Perry Capital LLC, run by former Goldman Sachs
trader Richard Perry, has been buying first-lien bank debt that yields more than 15%. It's also bought a portfolio of securities backed by near-prime and so-called Alt-A mortgages.
"We will continue to pick through the carnage," Perry said in an Oct. 8 letter to investors.
Baupost's Klarman has been buying corporate debt offering yields of as much as 30%. The firm is also seeing some opportunities to invest in real estate, through the debt of distressed companies, he added.
"The seeds of recovery and eventually of substantial profit are sown amidst the carnage," he wrote. "The world is not ending."
Oaktree's Marks expects boutique investment banks including Evercore and Greenhill
to benefit as larger banks become more regulated, bureaucratic and risk-averse.

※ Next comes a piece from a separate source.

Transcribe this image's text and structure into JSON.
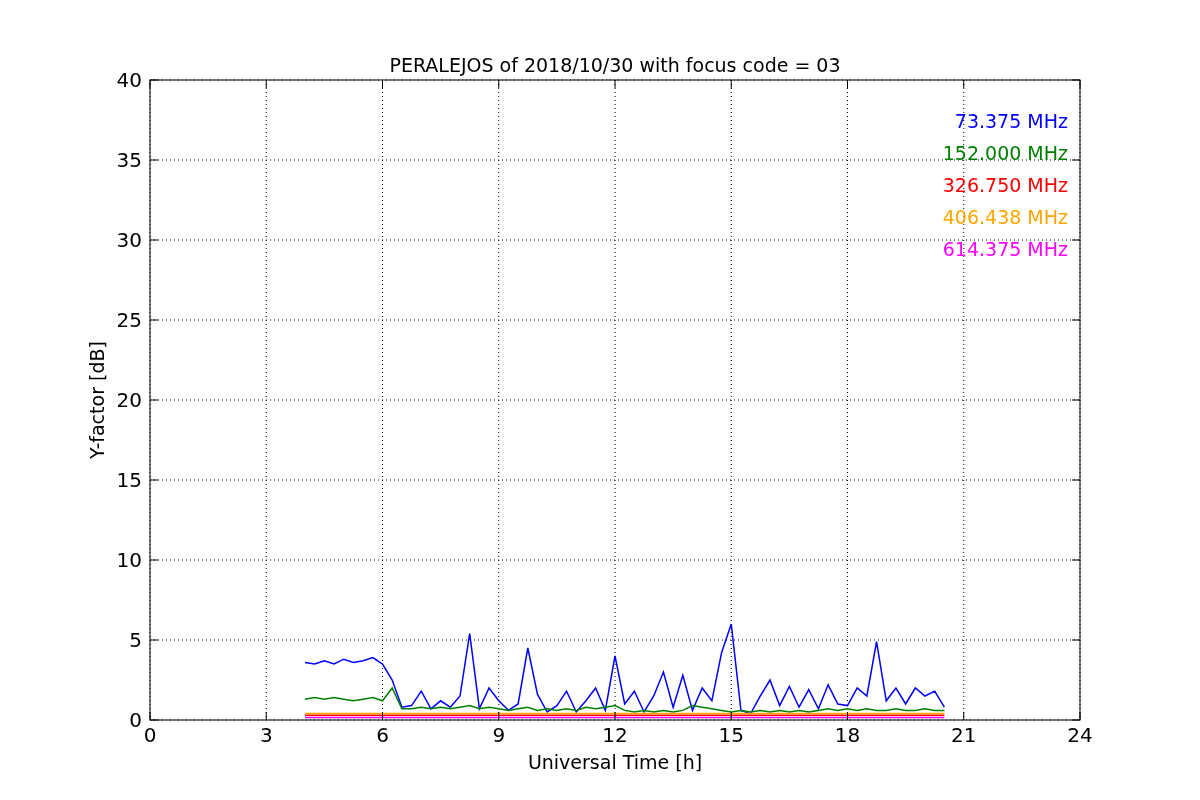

"In the third stage of a bear market ... everyone agrees things can only get worse," Marks wrote on Oct. 16. "There's no doubt in my mind that the bear market reached the third stage last week."
"That doesn't mean it can't decline further, or that a bull market's about to start," he added. "But certainly it's a good time to pick among the rubble."
Maverick's Ainslie said on Oct. 9 that he'd never seen as many extremely over-valued and under-valued stocks at the same time. That presents great opportunities for hedge funds that both short equities and go long.
"The most important objective at this point is simply to endure this unique turbulence to be positions to take advantage of the far more productive environment that will exist on the other side of this nightmare," he wrote.
Alistair Barr is a reporter for MarketWatch in San Francisco.